Meet Tyrone Ross – CHC’s new Student President
Tyrone Ross wants to tell the world that community college is the right choice to make. And he’s about to deliver that message on a huge platform thanks to his role as the newest associated student president for Crafton Hills College.
The 21-year-old Redlands man was appointed to the position prior to the start of the new school year and already has his goals laid out.
“I want students to realize – especially younger students – that community college is a good thing and not a bad thing to pursue,” said Ross. “I believe we live in a society where college can be a huge expense for many, but a community college helps you go through college without breaking the bank and helps elevate your status.”

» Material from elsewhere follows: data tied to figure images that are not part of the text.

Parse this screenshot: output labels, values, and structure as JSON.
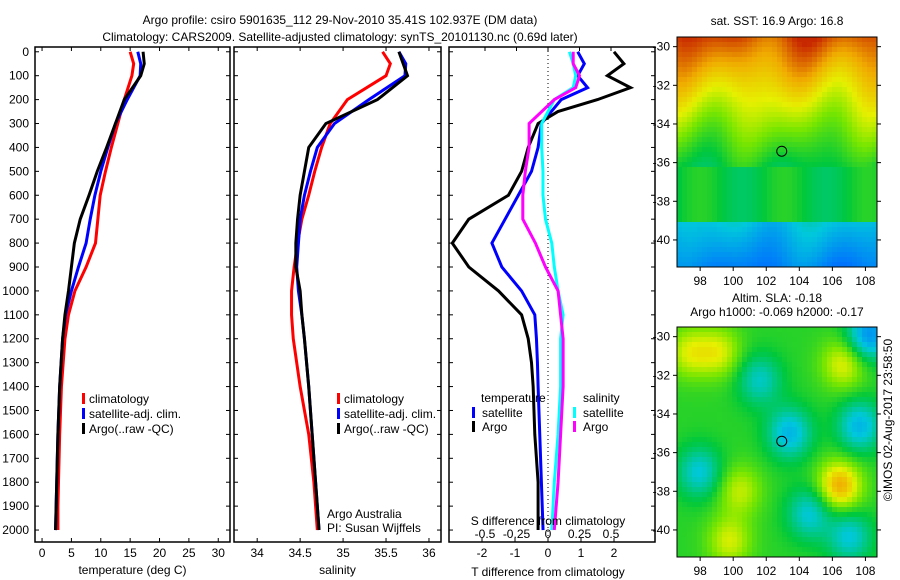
{
  "title": {
    "line1": "Argo profile: csiro 5901635_112 29-Nov-2010 35.41S 102.937E (DM data)",
    "line2": "Climatology: CARS2009. Satellite-adjusted climatology: synTS_20101130.nc (0.69d later)"
  },
  "colors": {
    "clim": "#ff0000",
    "sat": "#0000ff",
    "argo": "#000000",
    "s_sat": "#00ffff",
    "s_argo": "#ff00ff"
  },
  "chart_data": [
    {
      "type": "line",
      "name": "temperature",
      "xlabel": "temperature (deg C)",
      "xlim": [
        -1.2,
        32
      ],
      "xticks": [
        0,
        5,
        10,
        15,
        20,
        25,
        30
      ],
      "ylim": [
        2050,
        -20
      ],
      "yticks": [
        0,
        100,
        200,
        300,
        400,
        500,
        600,
        700,
        800,
        900,
        1000,
        1100,
        1200,
        1300,
        1400,
        1500,
        1600,
        1700,
        1800,
        1900,
        2000
      ],
      "depth": [
        0,
        50,
        100,
        200,
        300,
        400,
        500,
        600,
        700,
        800,
        900,
        1000,
        1100,
        1200,
        1400,
        1600,
        1800,
        1900,
        2000
      ],
      "series": [
        {
          "name": "climatology",
          "color": "clim",
          "values": [
            15.0,
            15.6,
            15.3,
            14.0,
            12.9,
            11.8,
            10.8,
            9.9,
            9.5,
            9.1,
            7.5,
            5.6,
            4.5,
            3.9,
            3.3,
            3.0,
            2.8,
            2.7,
            2.7
          ]
        },
        {
          "name": "satellite-adj. clim.",
          "color": "sat",
          "values": [
            16.3,
            16.8,
            16.7,
            14.5,
            12.5,
            11.2,
            10.0,
            9.0,
            8.2,
            7.5,
            6.2,
            5.0,
            4.0,
            3.5,
            3.0,
            2.7,
            2.5,
            2.4,
            2.3
          ]
        },
        {
          "name": "Argo(..raw -QC)",
          "color": "argo",
          "values": [
            17.2,
            17.4,
            16.8,
            14.0,
            12.5,
            11.0,
            9.4,
            8.0,
            6.5,
            5.5,
            5.0,
            4.5,
            3.9,
            3.5,
            3.0,
            2.7,
            2.5,
            2.4,
            2.3
          ]
        }
      ],
      "legend": [
        "climatology",
        "satellite-adj. clim.",
        "Argo(..raw -QC)"
      ]
    },
    {
      "type": "line",
      "name": "salinity",
      "xlabel": "salinity",
      "xlim": [
        33.73,
        36.14
      ],
      "xticks": [
        34,
        34.5,
        35,
        35.5,
        36
      ],
      "depth": [
        0,
        50,
        100,
        200,
        300,
        400,
        500,
        600,
        700,
        800,
        900,
        1000,
        1100,
        1200,
        1400,
        1600,
        1800,
        1900,
        2000
      ],
      "series": [
        {
          "name": "climatology",
          "color": "clim",
          "values": [
            35.46,
            35.55,
            35.5,
            35.05,
            34.85,
            34.75,
            34.67,
            34.6,
            34.52,
            34.47,
            34.43,
            34.4,
            34.4,
            34.42,
            34.5,
            34.6,
            34.66,
            34.68,
            34.7
          ]
        },
        {
          "name": "satellite-adj. clim.",
          "color": "sat",
          "values": [
            35.65,
            35.73,
            35.72,
            35.3,
            34.9,
            34.7,
            34.62,
            34.55,
            34.5,
            34.48,
            34.46,
            34.48,
            34.52,
            34.55,
            34.6,
            34.64,
            34.68,
            34.7,
            34.72
          ]
        },
        {
          "name": "Argo(..raw -QC)",
          "color": "argo",
          "values": [
            35.65,
            35.7,
            35.75,
            35.4,
            34.8,
            34.6,
            34.55,
            34.5,
            34.47,
            34.45,
            34.45,
            34.5,
            34.52,
            34.55,
            34.6,
            34.64,
            34.68,
            34.7,
            34.72
          ]
        }
      ],
      "legend": [
        "climatology",
        "satellite-adj. clim.",
        "Argo(..raw -QC)"
      ],
      "annotation": [
        "Argo Australia",
        "PI: Susan Wijffels"
      ]
    },
    {
      "type": "line",
      "name": "difference",
      "xlabel": "T difference from climatology",
      "xlabel_top": "S difference from climatology",
      "t_xlim": [
        -3.03,
        3.24
      ],
      "t_xticks": [
        "-2",
        "-1",
        "0",
        "1",
        "2"
      ],
      "s_xticks": [
        "-0.5",
        "-0.25",
        "0",
        "0.25",
        "0.5"
      ],
      "depth": [
        0,
        50,
        100,
        150,
        200,
        250,
        300,
        400,
        500,
        600,
        700,
        800,
        900,
        1000,
        1100,
        1200,
        1300,
        1400,
        1600,
        1800,
        2000
      ],
      "series": [
        {
          "name": "temperature satellite",
          "kind": "T",
          "color": "sat",
          "values": [
            0.9,
            1.1,
            0.9,
            1.2,
            0.4,
            0.1,
            -0.2,
            -0.3,
            -0.5,
            -0.9,
            -1.3,
            -1.7,
            -1.4,
            -0.8,
            -0.4,
            -0.35,
            -0.32,
            -0.3,
            -0.25,
            -0.2,
            -0.15
          ]
        },
        {
          "name": "temperature Argo",
          "kind": "T",
          "color": "argo",
          "values": [
            2.0,
            2.3,
            1.8,
            2.5,
            1.5,
            0.3,
            -0.3,
            -0.6,
            -0.8,
            -1.2,
            -2.4,
            -2.9,
            -2.4,
            -1.5,
            -0.8,
            -0.6,
            -0.5,
            -0.45,
            -0.4,
            -0.3,
            -0.3
          ]
        },
        {
          "name": "salinity satellite",
          "kind": "S",
          "color": "s_sat",
          "values": [
            0.17,
            0.2,
            0.22,
            0.2,
            0.05,
            0.0,
            -0.05,
            -0.05,
            -0.04,
            -0.04,
            -0.02,
            0.03,
            0.05,
            0.08,
            0.12,
            0.1,
            0.1,
            0.1,
            0.08,
            0.05,
            0.03
          ]
        },
        {
          "name": "salinity Argo",
          "kind": "S",
          "color": "s_argo",
          "values": [
            0.2,
            0.2,
            0.25,
            0.22,
            0.05,
            -0.05,
            -0.15,
            -0.15,
            -0.18,
            -0.2,
            -0.2,
            -0.1,
            -0.02,
            0.08,
            0.1,
            0.12,
            0.12,
            0.12,
            0.1,
            0.08,
            0.05
          ]
        }
      ],
      "legend": {
        "t_head": "temperature",
        "s_head": "salinity",
        "t_items": [
          "satellite",
          "Argo"
        ],
        "s_items": [
          "satellite",
          "Argo"
        ]
      }
    },
    {
      "type": "heatmap",
      "name": "sst-map",
      "title": "sat. SST: 16.9 Argo: 16.8",
      "xticks": [
        "98",
        "100",
        "102",
        "104",
        "106",
        "108"
      ],
      "yticks": [
        "-30",
        "-32",
        "-34",
        "-36",
        "-38",
        "-40"
      ],
      "marker": {
        "lon": 102.937,
        "lat": -35.41
      }
    },
    {
      "type": "heatmap",
      "name": "sla-map",
      "title1": "Altim. SLA: -0.18",
      "title2": "Argo h1000: -0.069 h2000: -0.17",
      "xticks": [
        "98",
        "100",
        "102",
        "104",
        "106",
        "108"
      ],
      "yticks": [
        "-30",
        "-32",
        "-34",
        "-36",
        "-38",
        "-40"
      ],
      "marker": {
        "lon": 102.937,
        "lat": -35.41
      }
    }
  ],
  "footer": "©IMOS 02-Aug-2017 23:58:50"
}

Ross’ own story is relatable to many.
Originally from Pittsburgh, Penn., Ross wanted to attend college and play football after graduating from high school. But after he ran into some financial troubles due to out-of-state tuition costs, those goals were temporarily put on the backburner.
Ross started working at a local warehouse to save enough money to go back to school. In the Spring of 2020, he will graduate from Crafton with an associate degree in communications and a plan to continue his studies at a four-year institution where he’ll receive a bachelor’s in communications with a minor in international business.
The road to success may have been a bumpy one for Ross, but he wants to reach out to those with similar challenges and encourage them to pursue higher learning by looking at the “bigger picture.”
“If I can find a way to afford college, you can, too,” he said. “You have to think outside of the box sometimes because nothing comes easy. It takes a lot of thinking and determination to see it through, but it’s worth it.”
Not only does Ross want to bring attention to the work being done at CHC, but he also wants to develop a “Buddy System” that would help incoming students find their footing and excel in their studies. He also wants to be the voice for those “stuck in the middle,” particularly students who do not qualify for the California Promise program.
“There are students that due to personal events and other reasons don’t qualify for financial aid. Everyone looks at the top and bottom, but no one looks at the middle,” Ross explains. “Anything that’s worthwhile has a price. We’re all going to have struggles at times, but you have to persevere through that. If you can persevere and make it through those struggles, there’s light at the end of the tunnel.”